Rocky Elsom in full flight for Australia.
Rocky Elsom in full flight for Australia. SMP Images - Geoff Jones

Rocky off to Kobe

ROCKY Elsom's loss of form and back-to-back injuries over the last few years have been well documented in this column.

Since coming back from Europe in 2009, Elsom's form has been patchy at best, and ordinary at worst. You'd even question his worth to the Tahs, or any other super team.

But the funny thing about being a high-profile footy player with prior form is that more often than not, for a period at least, someone else will have use for you. And for a professional, that means another paid gig.

And so it is with Rocky. He's quite possibly played his last game in Australia and has been snapped up by Kobe Steel (member of the 14-team Japan Top League), for two years though to 2014.

The Japanese season follows the northern hemisphere timings of roughly September through March, which gives him time to recuperate and recover from his shoulder injury.

Sadly for us back in Australia we never got a chance to view Rocky at his best in this country. He played his best rugby overseas in the televisual wilderness, in the sense his games were not televised in Australia. As a result, Aussie rugby history will remember him as someone who never achieved his full potential.

We wish him all the best.

 

Will Foley coach the Tahs in 2013?

The Waratahs haven't had the best of years. And in the era of 'we want results! Now!', and boards being seen as proactive, something has to be done about it.

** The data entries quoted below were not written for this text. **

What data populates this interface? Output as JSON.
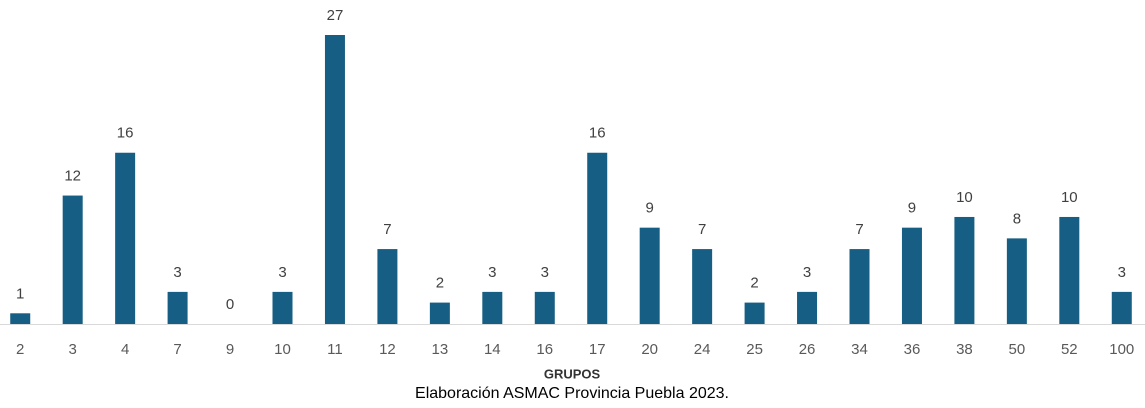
{
  "chart_data": {
    "type": "bar",
    "x_label": "GRUPOS",
    "source": "Elaboración ASMAC Provincia Puebla 2023.",
    "categories": [
      "2",
      "3",
      "4",
      "7",
      "9",
      "10",
      "11",
      "12",
      "13",
      "14",
      "16",
      "17",
      "20",
      "24",
      "25",
      "26",
      "34",
      "36",
      "38",
      "50",
      "52",
      "100"
    ],
    "values": [
      1,
      12,
      16,
      3,
      0,
      3,
      27,
      7,
      2,
      3,
      3,
      16,
      9,
      7,
      2,
      3,
      7,
      9,
      10,
      8,
      10,
      3
    ],
    "color": "#165e83"
  }
}
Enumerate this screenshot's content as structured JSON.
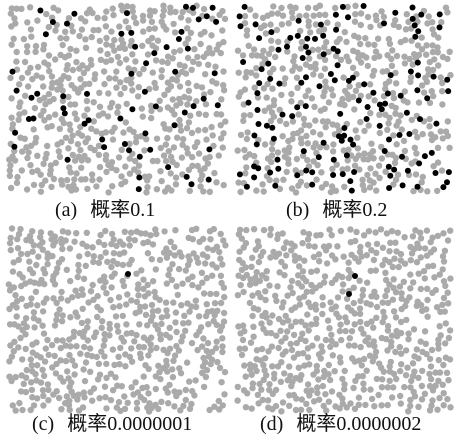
{
  "colors": {
    "background": "#ffffff",
    "point": "#aaaaaa",
    "highlight": "#000000",
    "caption_text": "#111111"
  },
  "chart_data": [
    {
      "type": "scatter",
      "label": "(a)",
      "caption": "概率0.1",
      "grid": false
    },
    {
      "type": "scatter",
      "label": "(b)",
      "caption": "概率0.2",
      "grid": false
    },
    {
      "type": "scatter",
      "label": "(c)",
      "caption": "概率0.0000001",
      "grid": false
    },
    {
      "type": "scatter",
      "label": "(d)",
      "caption": "概率0.0000002",
      "grid": false
    }
  ]
}
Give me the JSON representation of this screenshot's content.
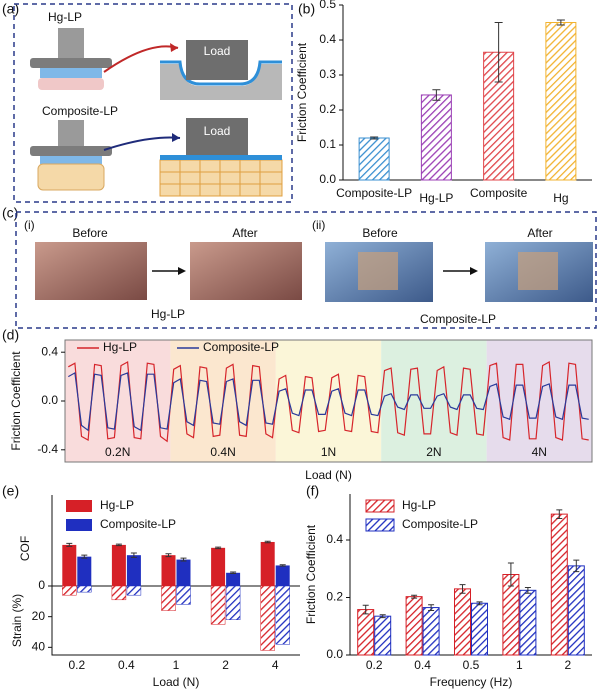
{
  "panel_labels": [
    "(a)",
    "(b)",
    "(c)",
    "(d)",
    "(e)",
    "(f)"
  ],
  "schematic": {
    "top_label": "Hg-LP",
    "top_load": "Load",
    "bottom_label": "Composite-LP",
    "bottom_load": "Load"
  },
  "photos": {
    "left": {
      "tag": "(i)",
      "before": "Before",
      "after": "After",
      "caption": "Hg-LP"
    },
    "right": {
      "tag": "(ii)",
      "before": "Before",
      "after": "After",
      "caption": "Composite-LP"
    }
  },
  "chart_data": [
    {
      "type": "bar",
      "ylabel": "Friction Coefficient",
      "categories": [
        "Composite-LP",
        "Hg-LP",
        "Composite",
        "Hg"
      ],
      "values": [
        0.12,
        0.243,
        0.365,
        0.45
      ],
      "errors": [
        0.003,
        0.015,
        0.085,
        0.007
      ],
      "colors": [
        "#3a8fd0",
        "#9b3fb5",
        "#e0454a",
        "#f2b330"
      ],
      "hatch": true,
      "ylim": [
        0,
        0.5
      ],
      "yticks": [
        {
          "value": 0,
          "label": "0.0"
        },
        0.1,
        0.2,
        0.3,
        0.4,
        0.5
      ]
    },
    {
      "type": "line",
      "ylabel": "Friction Coefficient",
      "xlabel": "Load (N)",
      "legend": "top-left",
      "regions": [
        {
          "label": "0.2N",
          "color": "#f9dcdc"
        },
        {
          "label": "0.4N",
          "color": "#fbe7cf"
        },
        {
          "label": "1N",
          "color": "#fbf6d8"
        },
        {
          "label": "2N",
          "color": "#dcf0e0"
        },
        {
          "label": "4N",
          "color": "#e6dcec"
        }
      ],
      "ylim": [
        -0.5,
        0.5
      ],
      "yticks": [
        -0.4,
        {
          "value": 0,
          "label": "0.0"
        },
        0.4
      ],
      "series": [
        {
          "name": "Hg-LP",
          "color": "#d6252b",
          "values": [
            0.28,
            0.31,
            -0.29,
            -0.32,
            0.3,
            0.29,
            -0.31,
            -0.3,
            0.29,
            0.32,
            -0.3,
            -0.31,
            0.31,
            0.3,
            -0.29,
            -0.33,
            0.26,
            0.29,
            -0.27,
            -0.3,
            0.28,
            0.27,
            -0.29,
            -0.28,
            0.27,
            0.3,
            -0.28,
            -0.29,
            0.29,
            0.28,
            -0.27,
            -0.3,
            0.18,
            0.21,
            -0.24,
            -0.26,
            0.2,
            0.19,
            -0.25,
            -0.24,
            0.19,
            0.22,
            -0.24,
            -0.25,
            0.21,
            0.2,
            -0.25,
            -0.26,
            0.25,
            0.27,
            -0.26,
            -0.28,
            0.26,
            0.27,
            -0.27,
            -0.27,
            0.25,
            0.28,
            -0.26,
            -0.28,
            0.27,
            0.26,
            -0.27,
            -0.28,
            0.29,
            0.31,
            -0.3,
            -0.32,
            0.3,
            0.3,
            -0.31,
            -0.31,
            0.29,
            0.32,
            -0.3,
            -0.32,
            0.31,
            0.3,
            -0.31,
            -0.32
          ]
        },
        {
          "name": "Composite-LP",
          "color": "#2a3a9a",
          "values": [
            0.2,
            0.23,
            -0.2,
            -0.24,
            0.22,
            0.21,
            -0.22,
            -0.23,
            0.21,
            0.23,
            -0.21,
            -0.24,
            0.22,
            0.22,
            -0.22,
            -0.23,
            0.15,
            0.18,
            -0.17,
            -0.2,
            0.17,
            0.16,
            -0.18,
            -0.19,
            0.16,
            0.18,
            -0.17,
            -0.2,
            0.17,
            0.17,
            -0.18,
            -0.19,
            0.08,
            0.1,
            -0.1,
            -0.12,
            0.09,
            0.09,
            -0.11,
            -0.11,
            0.08,
            0.1,
            -0.1,
            -0.12,
            0.09,
            0.09,
            -0.11,
            -0.12,
            0.04,
            0.06,
            -0.05,
            -0.07,
            0.05,
            0.05,
            -0.06,
            -0.06,
            0.04,
            0.06,
            -0.05,
            -0.07,
            0.05,
            0.05,
            -0.06,
            -0.07,
            0.12,
            0.14,
            -0.13,
            -0.15,
            0.13,
            0.13,
            -0.14,
            -0.14,
            0.12,
            0.14,
            -0.13,
            -0.15,
            0.13,
            0.13,
            -0.14,
            -0.15
          ]
        }
      ]
    },
    {
      "type": "mirror",
      "ylabel": "COF",
      "y2label": "Strain (%)",
      "xlabel": "Load (N)",
      "legend": "top-left",
      "categories": [
        "0.2",
        "0.4",
        "1",
        "2",
        "4"
      ],
      "ylim": [
        0,
        0.62
      ],
      "y2lim": [
        0,
        45
      ],
      "y2ticks": [
        0,
        20,
        40
      ],
      "series": [
        {
          "name": "Hg-LP",
          "color": "#d62027",
          "values": [
            0.28,
            0.28,
            0.21,
            0.26,
            0.3
          ],
          "errors": [
            0.01,
            0.005,
            0.01,
            0.005,
            0.005
          ],
          "strain": [
            6,
            9,
            16,
            25,
            42
          ]
        },
        {
          "name": "Composite-LP",
          "color": "#1f2fc0",
          "values": [
            0.2,
            0.21,
            0.18,
            0.09,
            0.14
          ],
          "errors": [
            0.01,
            0.015,
            0.01,
            0.005,
            0.005
          ],
          "strain": [
            4,
            6,
            12,
            22,
            38
          ]
        }
      ]
    },
    {
      "type": "groupbar",
      "ylabel": "Friction Coefficient",
      "xlabel": "Frequency (Hz)",
      "legend": "top-left",
      "hatch": true,
      "categories": [
        "0.2",
        "0.4",
        "0.5",
        "1",
        "2"
      ],
      "ylim": [
        0,
        0.56
      ],
      "yticks": [
        {
          "value": 0,
          "label": "0.0"
        },
        0.2,
        0.4
      ],
      "series": [
        {
          "name": "Hg-LP",
          "color": "#d62027",
          "values": [
            0.158,
            0.203,
            0.23,
            0.28,
            0.49
          ],
          "errors": [
            0.015,
            0.005,
            0.015,
            0.04,
            0.015
          ]
        },
        {
          "name": "Composite-LP",
          "color": "#1f2fc0",
          "values": [
            0.135,
            0.165,
            0.18,
            0.225,
            0.31
          ],
          "errors": [
            0.005,
            0.01,
            0.005,
            0.01,
            0.02
          ]
        }
      ]
    }
  ]
}
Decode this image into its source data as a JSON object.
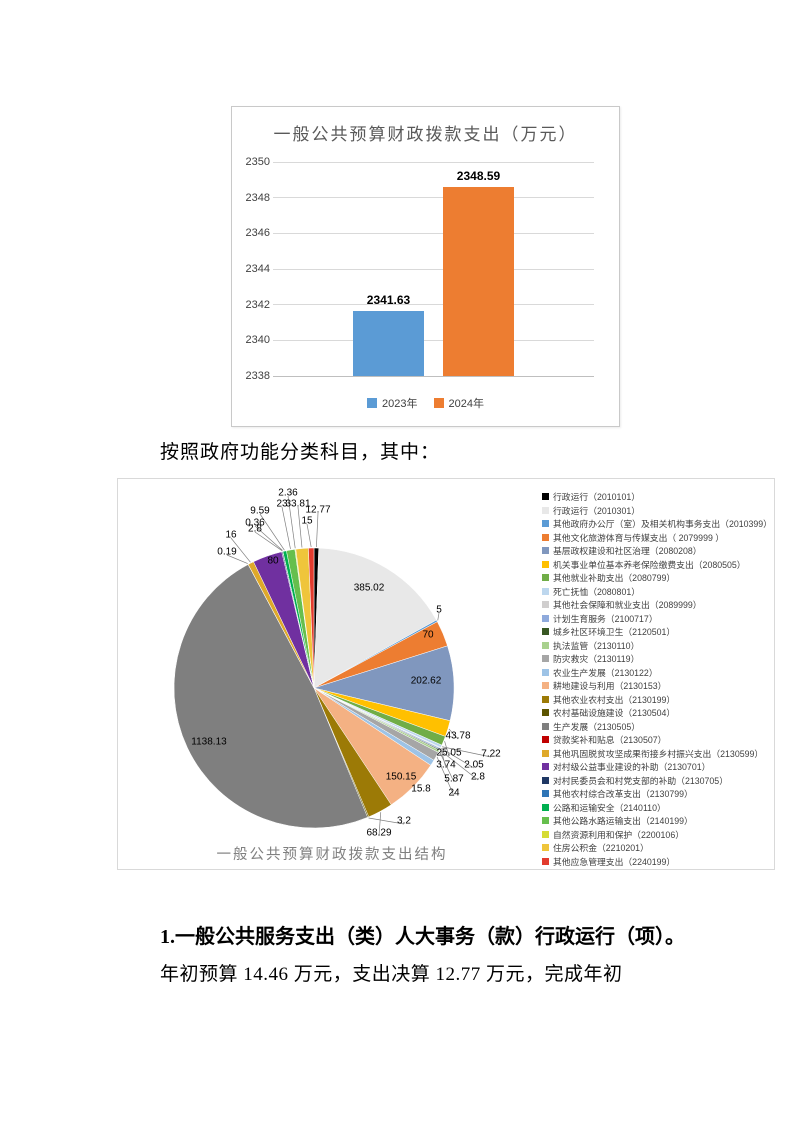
{
  "document": {
    "intro": "按照政府功能分类科目，其中：",
    "section_heading": "1.一般公共服务支出（类）人大事务（款）行政运行（项）。",
    "section_body": "年初预算 14.46 万元，支出决算 12.77 万元，完成年初"
  },
  "chart_data": [
    {
      "type": "bar",
      "title": "一般公共预算财政拨款支出（万元）",
      "categories": [
        "2023年",
        "2024年"
      ],
      "values": [
        2341.63,
        2348.59
      ],
      "value_labels": [
        "2341.63",
        "2348.59"
      ],
      "colors": [
        "#5B9BD5",
        "#ED7D31"
      ],
      "ylim": [
        2338,
        2350
      ],
      "ytick_step": 2,
      "grid": true,
      "legend_position": "bottom"
    },
    {
      "type": "pie",
      "title": "一般公共预算财政拨款支出结构",
      "legend_position": "right",
      "total": 2348.59,
      "slices": [
        {
          "label": "行政运行（2010101）",
          "value": 12.77,
          "color": "#000000"
        },
        {
          "label": "行政运行（2010301）",
          "value": 385.02,
          "color": "#E8E8E8"
        },
        {
          "label": "其他政府办公厅（室）及相关机构事务支出（2010399）",
          "value": 5,
          "color": "#5B9BD5"
        },
        {
          "label": "其他文化旅游体育与传媒支出（ 2079999 ）",
          "value": 70,
          "color": "#ED7D31"
        },
        {
          "label": "基层政权建设和社区治理（2080208）",
          "value": 202.62,
          "color": "#8097BE"
        },
        {
          "label": "机关事业单位基本养老保险缴费支出（2080505）",
          "value": 43.78,
          "color": "#FFC000"
        },
        {
          "label": "其他就业补助支出（2080799）",
          "value": 25.05,
          "color": "#70AD47"
        },
        {
          "label": "死亡抚恤（2080801）",
          "value": 7.22,
          "color": "#BDD7EE"
        },
        {
          "label": "其他社会保障和就业支出（2089999）",
          "value": 2.05,
          "color": "#D0CECE"
        },
        {
          "label": "计划生育服务（2100717）",
          "value": 3.74,
          "color": "#8FAADC"
        },
        {
          "label": "城乡社区环境卫生（2120501）",
          "value": 2.8,
          "color": "#385723"
        },
        {
          "label": "执法监管（2130110）",
          "value": 5.87,
          "color": "#A9D18E"
        },
        {
          "label": "防灾救灾（2130119）",
          "value": 24,
          "color": "#A6A6A6"
        },
        {
          "label": "农业生产发展（2130122）",
          "value": 15.8,
          "color": "#9DC3E6"
        },
        {
          "label": "耕地建设与利用（2130153）",
          "value": 150.15,
          "color": "#F4B183"
        },
        {
          "label": "其他农业农村支出（2130199）",
          "value": 68.29,
          "color": "#9C7A06"
        },
        {
          "label": "农村基础设施建设（2130504）",
          "value": 3.2,
          "color": "#5C5400"
        },
        {
          "label": "生产发展（2130505）",
          "value": 1138.13,
          "color": "#7F7F7F"
        },
        {
          "label": "贷款奖补和贴息（2130507）",
          "value": 0.19,
          "color": "#C00000"
        },
        {
          "label": "其他巩固脱贫攻坚成果衔接乡村振兴支出（2130599）",
          "value": 16,
          "color": "#DFA92A"
        },
        {
          "label": "对村级公益事业建设的补助（2130701）",
          "value": 80,
          "color": "#7030A0"
        },
        {
          "label": "对村民委员会和村党支部的补助（2130705）",
          "value": 2.8,
          "color": "#1F3864"
        },
        {
          "label": "其他农村综合改革支出（2130799）",
          "value": 0.36,
          "color": "#2E75B6"
        },
        {
          "label": "公路和运输安全（2140110）",
          "value": 9.59,
          "color": "#00B050"
        },
        {
          "label": "其他公路水路运输支出（2140199）",
          "value": 23,
          "color": "#66BF4D"
        },
        {
          "label": "自然资源利用和保护（2200106）",
          "value": 2.36,
          "color": "#D6DC35"
        },
        {
          "label": "住房公积金（2210201）",
          "value": 33.81,
          "color": "#EFC53B"
        },
        {
          "label": "其他应急管理支出（2240199）",
          "value": 15,
          "color": "#E23B2E"
        }
      ]
    }
  ]
}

Not only have the Tahs underperformed when it comes to winning, their style of play has not been received favourably by, well, anyone excepting possibly the coaching staff and the players. It's like the perfect storm of anti-sports marketing: losing ugly. Try selling that to the sport-entertainment marketplace. As a result, attendance at Waratah home games has dropped significantly, as has positive media coverage.

And attendance is a primary revenue stream for Super teams, and positive press goes a long way to enhance a sporting organisation's image in the marketplace. The Tahs board must address this as its chief responsibility.

As the most important rugby market in this country (just pipping Brisbane), Sydney is where we need to develop 'winning attractively' as the vision. I'd even go so far as to have the ARU mandate it as the vision for rugby in this country: the awarding of player and coaching contracts, coaching and player development programs, and even junior rules should all be created with this vision in mind.

And it would appear the Tahs' board is looking to be proactive in addressing the 'losing ugly' issue. Even though the franchise still has two games to go, coach Foley fronted the board this week to review the season, and no doubt tried to convince members he could address the issues and take the team forward.

On the issue of whether he can, your guess is as good as mine.